NEW YORK, July 28 /PRNewswire/ -- Chief Executives at major high-tech firms have experienced net losses of over 36 percent, or an average of $38.2 million in their total equity holdings in the past 12 months, as the highly volatile stock market yo-yoed the value of industry shares. Even more consequential than this decline in CEO personal wealth is the resultant loss to these companies of the management retention and incentive value of their equity programs. Such value erosion has left these companies without a "carrot or hook" to hold onto or motivate their top executives.
These findings are based on a recently completed study by Steven Hall & Partners, an independent executive compensation consulting firm with offices located in San Diego and New York.
For the full 12-month period from June 30, 2008 to 2009, the average retention value of equity awards among 100 CEOs of the largest technology companies dropped over 42 percent from $8.0 million to $4.6 million. These values include all unexercisable options and any unvested shares held by executives in the companies' equity incentive plans.

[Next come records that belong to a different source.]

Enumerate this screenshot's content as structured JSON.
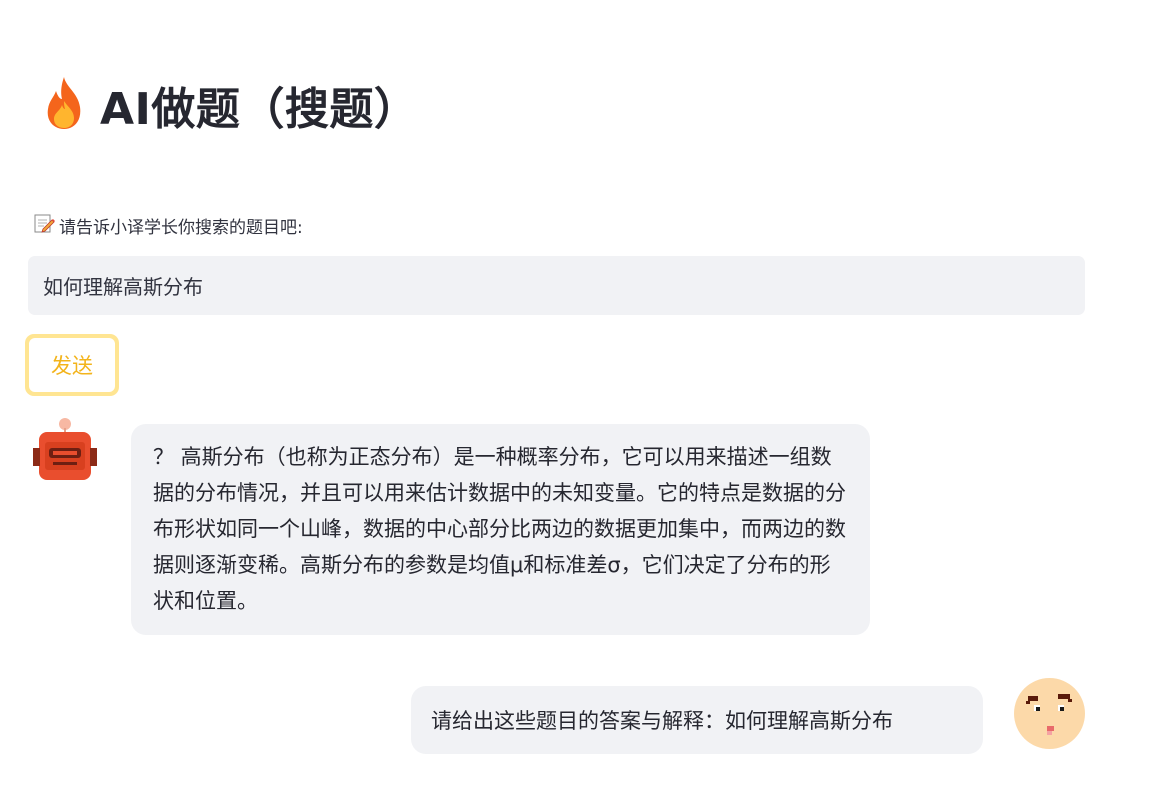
{
  "header": {
    "title": "AI做题（搜题）",
    "icon": "fire-icon"
  },
  "form": {
    "label": "请告诉小译学长你搜索的题目吧:",
    "label_icon": "memo-icon",
    "input_value": "如何理解高斯分布",
    "send_label": "发送"
  },
  "chat": {
    "bot_avatar_icon": "robot-icon",
    "bot_message": "？ 高斯分布（也称为正态分布）是一种概率分布，它可以用来描述一组数据的分布情况，并且可以用来估计数据中的未知变量。它的特点是数据的分布形状如同一个山峰，数据的中心部分比两边的数据更加集中，而两边的数据则逐渐变稀。高斯分布的参数是均值μ和标准差σ，它们决定了分布的形状和位置。",
    "user_message": "请给出这些题目的答案与解释：如何理解高斯分布",
    "user_avatar_icon": "face-avatar-icon"
  },
  "colors": {
    "accent_button_border": "#ffe592",
    "accent_button_text": "#f3b41c",
    "bubble_background": "#f1f2f5"
  }
}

Dividing the 12 months into two 6-month periods clearly highlights the impact of stock market volatility. Values fell a staggering 60 percent from $8.0 million on June 30, 2008 to $3.2 million on December 31, 2008, driven by average stock price declines of almost 42 percent. The next six month period from January 1 to June 30, 2009 marked a period of strong recovery, as the average values rose 46 percent to $4.6 million, fueled by a 41 percent rise in average stock price. Despite this recovery, the yo-yo effect netted an overall decline of 42 percent in unvested equity grants.
"Unfortunately losses by these CEOs are symptomatic of the declines being experienced down through these organizations by all equity plan participants. Regular evaluation of equity plan incentive and holding power is required with back-up action plans," commented Lawrence Robinson, Managing Director of Steven Hall & Partners. "Otherwise stock market volatility may result in unanticipated and adverse shifts in incentive plan effectiveness."

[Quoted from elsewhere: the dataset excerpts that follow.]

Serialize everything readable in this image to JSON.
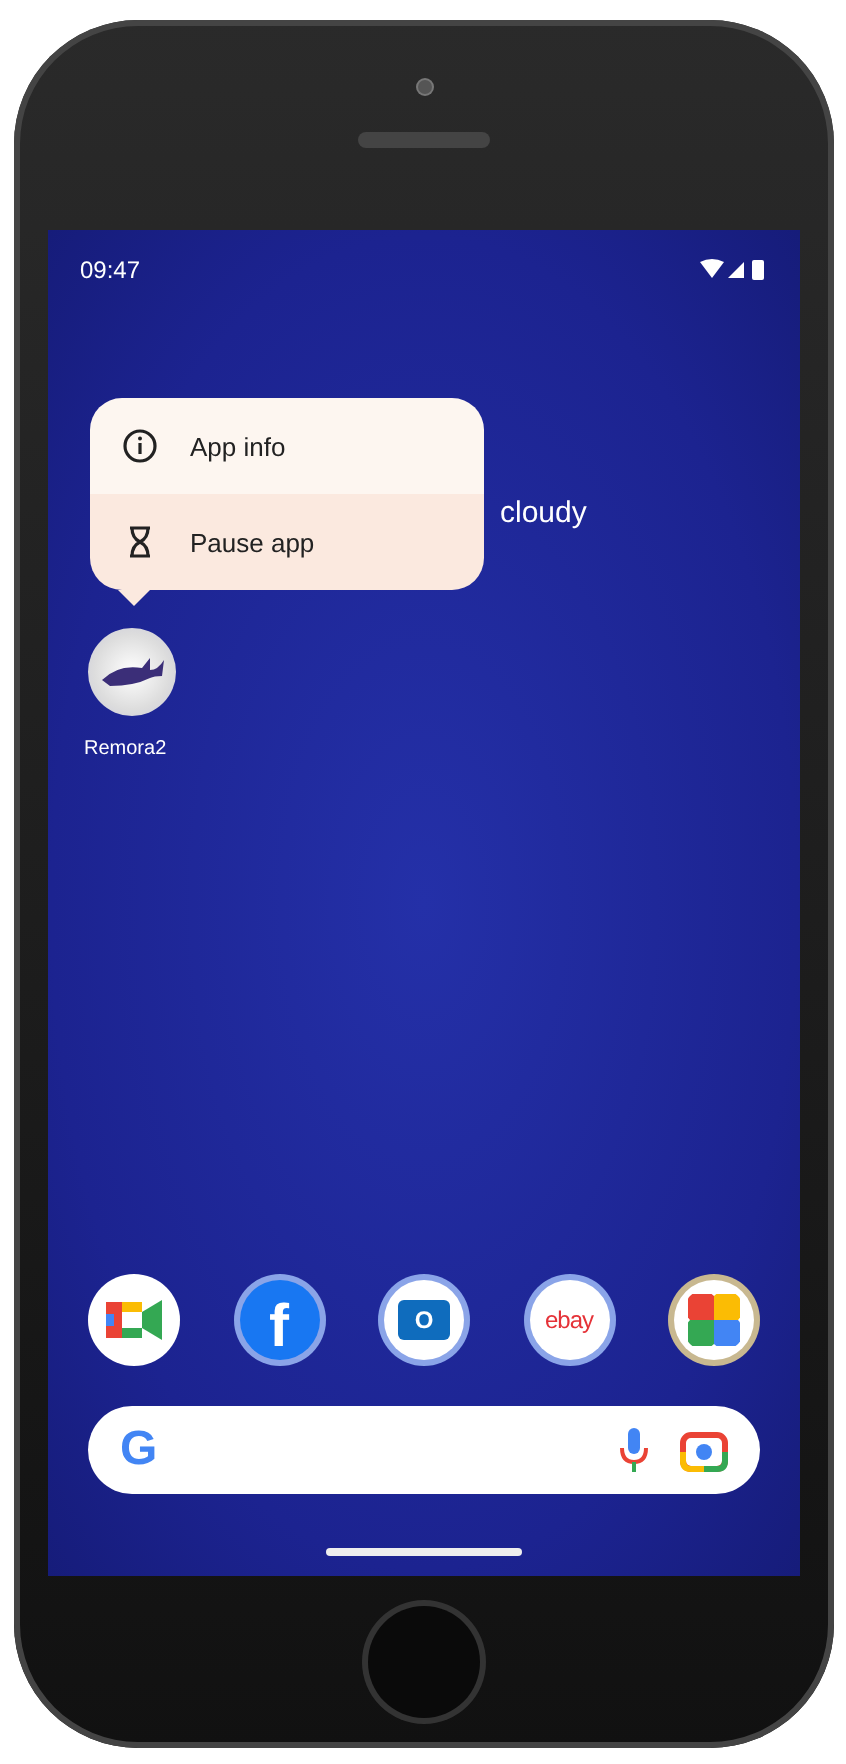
{
  "status_bar": {
    "time": "09:47"
  },
  "weather": {
    "text": "cloudy"
  },
  "context_menu": {
    "items": [
      {
        "kind": "info",
        "label": "App info"
      },
      {
        "kind": "pause",
        "label": "Pause app"
      }
    ]
  },
  "app": {
    "label": "Remora2"
  },
  "dock": [
    {
      "kind": "meet"
    },
    {
      "kind": "facebook",
      "text": "f"
    },
    {
      "kind": "outlook",
      "text": "O"
    },
    {
      "kind": "ebay",
      "text": "ebay"
    },
    {
      "kind": "photos"
    }
  ],
  "search_bar": {
    "logo": "G"
  }
}
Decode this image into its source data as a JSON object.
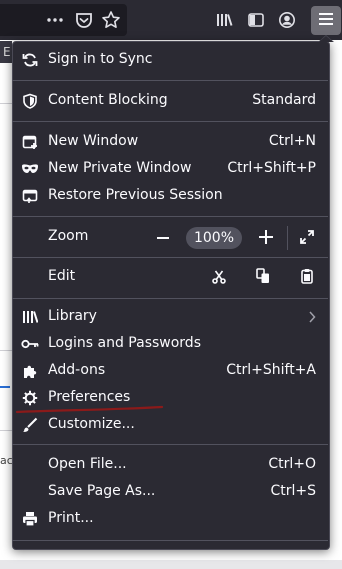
{
  "toolbar": {
    "url_fragment": "",
    "page_actions_icon": "ellipsis-icon",
    "pocket_icon": "pocket-icon",
    "bookmark_icon": "star-icon",
    "library_icon": "library-icon",
    "sidebar_icon": "sidebar-icon",
    "account_icon": "account-icon",
    "menu_icon": "hamburger-icon"
  },
  "background": {
    "tab_fragment": "E",
    "text_fragment": "ac"
  },
  "menu": {
    "sync": {
      "label": "Sign in to Sync",
      "icon": "sync-icon"
    },
    "content_blocking": {
      "label": "Content Blocking",
      "value": "Standard",
      "icon": "shield-icon"
    },
    "new_window": {
      "label": "New Window",
      "shortcut": "Ctrl+N",
      "icon": "new-window-icon"
    },
    "new_private_window": {
      "label": "New Private Window",
      "shortcut": "Ctrl+Shift+P",
      "icon": "private-mask-icon"
    },
    "restore_session": {
      "label": "Restore Previous Session",
      "icon": "restore-icon"
    },
    "zoom": {
      "label": "Zoom",
      "value": "100%"
    },
    "edit": {
      "label": "Edit"
    },
    "library": {
      "label": "Library",
      "icon": "library-icon"
    },
    "logins": {
      "label": "Logins and Passwords",
      "icon": "key-icon"
    },
    "addons": {
      "label": "Add-ons",
      "shortcut": "Ctrl+Shift+A",
      "icon": "puzzle-icon"
    },
    "preferences": {
      "label": "Preferences",
      "icon": "gear-icon"
    },
    "customize": {
      "label": "Customize...",
      "icon": "paintbrush-icon"
    },
    "open_file": {
      "label": "Open File...",
      "shortcut": "Ctrl+O"
    },
    "save_page": {
      "label": "Save Page As...",
      "shortcut": "Ctrl+S"
    },
    "print": {
      "label": "Print...",
      "icon": "printer-icon"
    }
  },
  "colors": {
    "menu_bg": "#2b2a33",
    "text": "#fbfbfe",
    "annotation": "#8b1a1a"
  }
}
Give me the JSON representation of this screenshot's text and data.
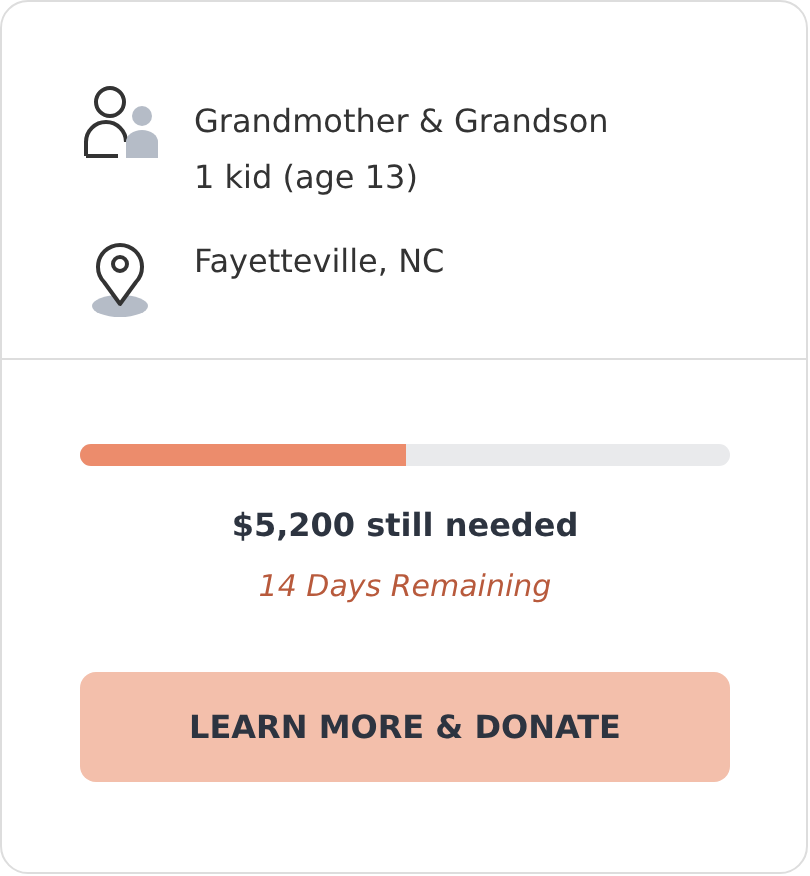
{
  "family": {
    "relation": "Grandmother & Grandson",
    "kids": "1 kid (age 13)"
  },
  "location": "Fayetteville, NC",
  "progress": {
    "level": 0.5
  },
  "needed": "$5,200 still needed",
  "remaining": "14 Days Remaining",
  "button": "LEARN MORE & DONATE"
}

Over the 12-month study period, the 100 technology CEOs as a group lost a total of $3.8 billion in net equity value, driven by the net 23 percent average stock price decline. The value of individual CEO total equity holdings, which includes shares owned outright plus exercisable and unexercisable stock options and unvested restricted and performance shares, fell on average from $105.2 million to $67.0 million over the 12 months.

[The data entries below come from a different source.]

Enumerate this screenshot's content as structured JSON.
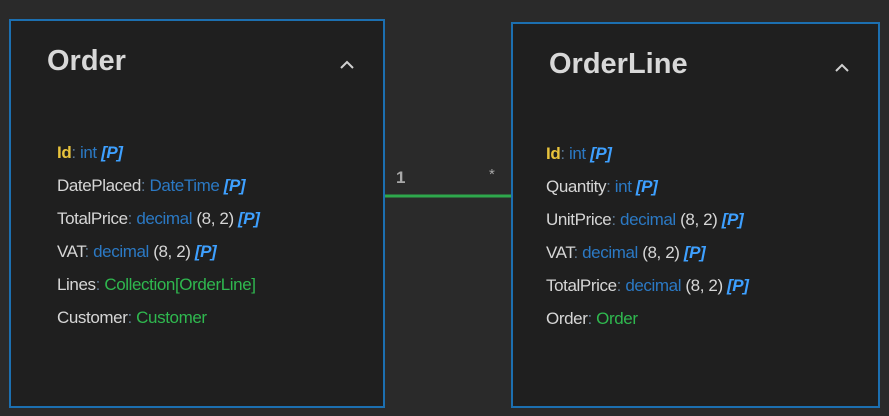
{
  "entities": [
    {
      "name": "Order",
      "fields": [
        {
          "name": "Id",
          "separator": ":",
          "type": "int",
          "precision": "",
          "flag": "[P]",
          "kind": "scalar",
          "pk": true
        },
        {
          "name": "DatePlaced",
          "separator": ":",
          "type": "DateTime",
          "precision": "",
          "flag": "[P]",
          "kind": "scalar",
          "pk": false
        },
        {
          "name": "TotalPrice",
          "separator": ":",
          "type": "decimal",
          "precision": "(8, 2)",
          "flag": "[P]",
          "kind": "scalar",
          "pk": false
        },
        {
          "name": "VAT",
          "separator": ":",
          "type": "decimal",
          "precision": "(8, 2)",
          "flag": "[P]",
          "kind": "scalar",
          "pk": false
        },
        {
          "name": "Lines",
          "separator": ":",
          "type": "Collection[OrderLine]",
          "precision": "",
          "flag": "",
          "kind": "nav",
          "pk": false
        },
        {
          "name": "Customer",
          "separator": ":",
          "type": "Customer",
          "precision": "",
          "flag": "",
          "kind": "nav",
          "pk": false
        }
      ]
    },
    {
      "name": "OrderLine",
      "fields": [
        {
          "name": "Id",
          "separator": ":",
          "type": "int",
          "precision": "",
          "flag": "[P]",
          "kind": "scalar",
          "pk": true
        },
        {
          "name": "Quantity",
          "separator": ":",
          "type": "int",
          "precision": "",
          "flag": "[P]",
          "kind": "scalar",
          "pk": false
        },
        {
          "name": "UnitPrice",
          "separator": ":",
          "type": "decimal",
          "precision": "(8, 2)",
          "flag": "[P]",
          "kind": "scalar",
          "pk": false
        },
        {
          "name": "VAT",
          "separator": ":",
          "type": "decimal",
          "precision": "(8, 2)",
          "flag": "[P]",
          "kind": "scalar",
          "pk": false
        },
        {
          "name": "TotalPrice",
          "separator": ":",
          "type": "decimal",
          "precision": "(8, 2)",
          "flag": "[P]",
          "kind": "scalar",
          "pk": false
        },
        {
          "name": "Order",
          "separator": ":",
          "type": "Order",
          "precision": "",
          "flag": "",
          "kind": "nav",
          "pk": false
        }
      ]
    }
  ],
  "relationship": {
    "from": "Order",
    "to": "OrderLine",
    "from_multiplicity": "1",
    "to_multiplicity": "*"
  },
  "icons": {
    "collapse": "chevron-up-icon"
  },
  "colors": {
    "background": "#2a2a2a",
    "panel": "#1f1f1f",
    "border": "#1c6fb0",
    "title": "#d8d8d8",
    "primary_key": "#e8c33c",
    "type": "#2b79c4",
    "navigation_type": "#2fb84f",
    "flag": "#3ea0ff",
    "connector": "#2ea84c"
  }
}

"Equity compensation has long been viewed as the most direct approach to linking the interests of executives with those of their shareholders," observed Lawrence Robinson. "The study confirms this total alignment, and underscores the dramatic decline in CEO personal wealth alongside that of their stockholders, employees and Board members."
About the Study
The study included CEOs at 100 of the largest publicly traded high-tech firms with average revenues of $7.03 billion. The following companies were excluded due to the magnitude of CEO equity holdings: Dell, Google, Microsoft and Oracle. Values are based on closing stock prices on each of 6/30/08, 12/31/08, and 6/30/09. All holdings were obtained from the proxy statement most applicable to valuation date; values may not reflect changes in holdings subsequent to most recent proxy disclosure.